Test 09 - Merging last FREE block with sbrk() memory


$ memtest m 0 3000 a0 m 1 5000 a1 p s c 8192
[USED] name = a0 boff = 0 bhsz = 32 bsz = 3032 doff = 32 dsz = 3000
[USED] name = a1 boff = 3032 bhsz = 32 bsz = 5032 doff = 3064 dsz = 5000
[FREE] name = NONE boff = 8064 bhsz = 32 bsz = 128 doff = 8096 dsz = 96
malloc_summary():
used  : 8000
free  : 96
over  : 96
u+f+o : 8192
total : 8192
mem_check() passed with heap <= 8192

In this case, there is not enough space in the heap for the second malloc(). However, you don’t just want to increase the heap by a multiple of 4096. You need to only increase the heap by the amount needed if we combine the last FREE block with a new FREE block from extending the heap. That is, this test make sure you don’t allocate more heap space than needed for the request.

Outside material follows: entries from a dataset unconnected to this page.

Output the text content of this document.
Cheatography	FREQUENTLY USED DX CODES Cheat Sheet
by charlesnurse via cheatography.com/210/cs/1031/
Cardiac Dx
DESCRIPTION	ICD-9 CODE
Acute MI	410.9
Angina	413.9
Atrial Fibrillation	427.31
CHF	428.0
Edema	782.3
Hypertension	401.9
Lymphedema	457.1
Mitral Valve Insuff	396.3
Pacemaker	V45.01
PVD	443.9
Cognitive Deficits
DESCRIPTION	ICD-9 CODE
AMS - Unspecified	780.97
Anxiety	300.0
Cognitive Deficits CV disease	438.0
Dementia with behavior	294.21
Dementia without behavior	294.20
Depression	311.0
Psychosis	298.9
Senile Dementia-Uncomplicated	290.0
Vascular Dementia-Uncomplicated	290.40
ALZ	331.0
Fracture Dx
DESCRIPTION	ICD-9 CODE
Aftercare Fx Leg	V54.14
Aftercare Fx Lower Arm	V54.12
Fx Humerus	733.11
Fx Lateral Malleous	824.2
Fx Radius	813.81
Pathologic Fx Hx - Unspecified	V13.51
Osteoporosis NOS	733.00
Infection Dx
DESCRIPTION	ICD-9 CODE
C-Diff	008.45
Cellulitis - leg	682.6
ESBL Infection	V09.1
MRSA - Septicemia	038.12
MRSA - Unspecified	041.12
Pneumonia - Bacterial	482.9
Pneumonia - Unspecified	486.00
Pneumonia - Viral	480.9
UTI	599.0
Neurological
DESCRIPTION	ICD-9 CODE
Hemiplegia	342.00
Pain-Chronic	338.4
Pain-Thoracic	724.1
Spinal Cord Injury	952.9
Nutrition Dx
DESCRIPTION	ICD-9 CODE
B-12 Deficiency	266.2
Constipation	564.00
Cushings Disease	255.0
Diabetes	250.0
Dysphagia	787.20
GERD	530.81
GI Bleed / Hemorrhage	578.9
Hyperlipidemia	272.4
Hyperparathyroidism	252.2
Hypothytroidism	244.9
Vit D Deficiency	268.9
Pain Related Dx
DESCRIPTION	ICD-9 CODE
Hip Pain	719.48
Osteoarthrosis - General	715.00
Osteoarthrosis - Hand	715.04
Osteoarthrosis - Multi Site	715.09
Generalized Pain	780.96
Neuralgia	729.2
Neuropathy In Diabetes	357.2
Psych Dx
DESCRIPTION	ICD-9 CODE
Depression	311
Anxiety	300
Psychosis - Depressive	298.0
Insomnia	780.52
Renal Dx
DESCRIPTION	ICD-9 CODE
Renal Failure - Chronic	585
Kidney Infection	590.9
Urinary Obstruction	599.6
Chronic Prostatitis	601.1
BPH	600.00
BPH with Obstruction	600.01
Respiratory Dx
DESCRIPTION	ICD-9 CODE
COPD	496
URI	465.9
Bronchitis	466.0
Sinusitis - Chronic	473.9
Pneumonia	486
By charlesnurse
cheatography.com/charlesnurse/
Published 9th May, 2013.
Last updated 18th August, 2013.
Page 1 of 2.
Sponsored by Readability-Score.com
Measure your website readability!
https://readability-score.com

Test 10 - Large malloc()s and free()s

$ memtest m 0 5000 A0 m 1 5000 A1 m 2 5000 A2 m 3 5000 A3 f 2 f 3 p s c 20480
[USED] name = A0 boff = 0 bhsz = 32 bsz = 5032 doff = 32 dsz = 5000
[USED] name = A1 boff = 5032 bhsz = 32 bsz = 5032 doff = 5064 dsz = 5000
[FREE] name = NONE boff = 10064 bhsz = 32 bsz = 10416 doff = 10096 dsz = 10384
malloc_summary():
used  : 10000
free  : 10384
over  : 96
u+f+o : 20480
total : 20480
mem_check() passed with heap <= 20480

This test does 4 large (greater than 4096) malloc() calls and two free() calls to make sure you are managing the heap (block list) properly with larger requests.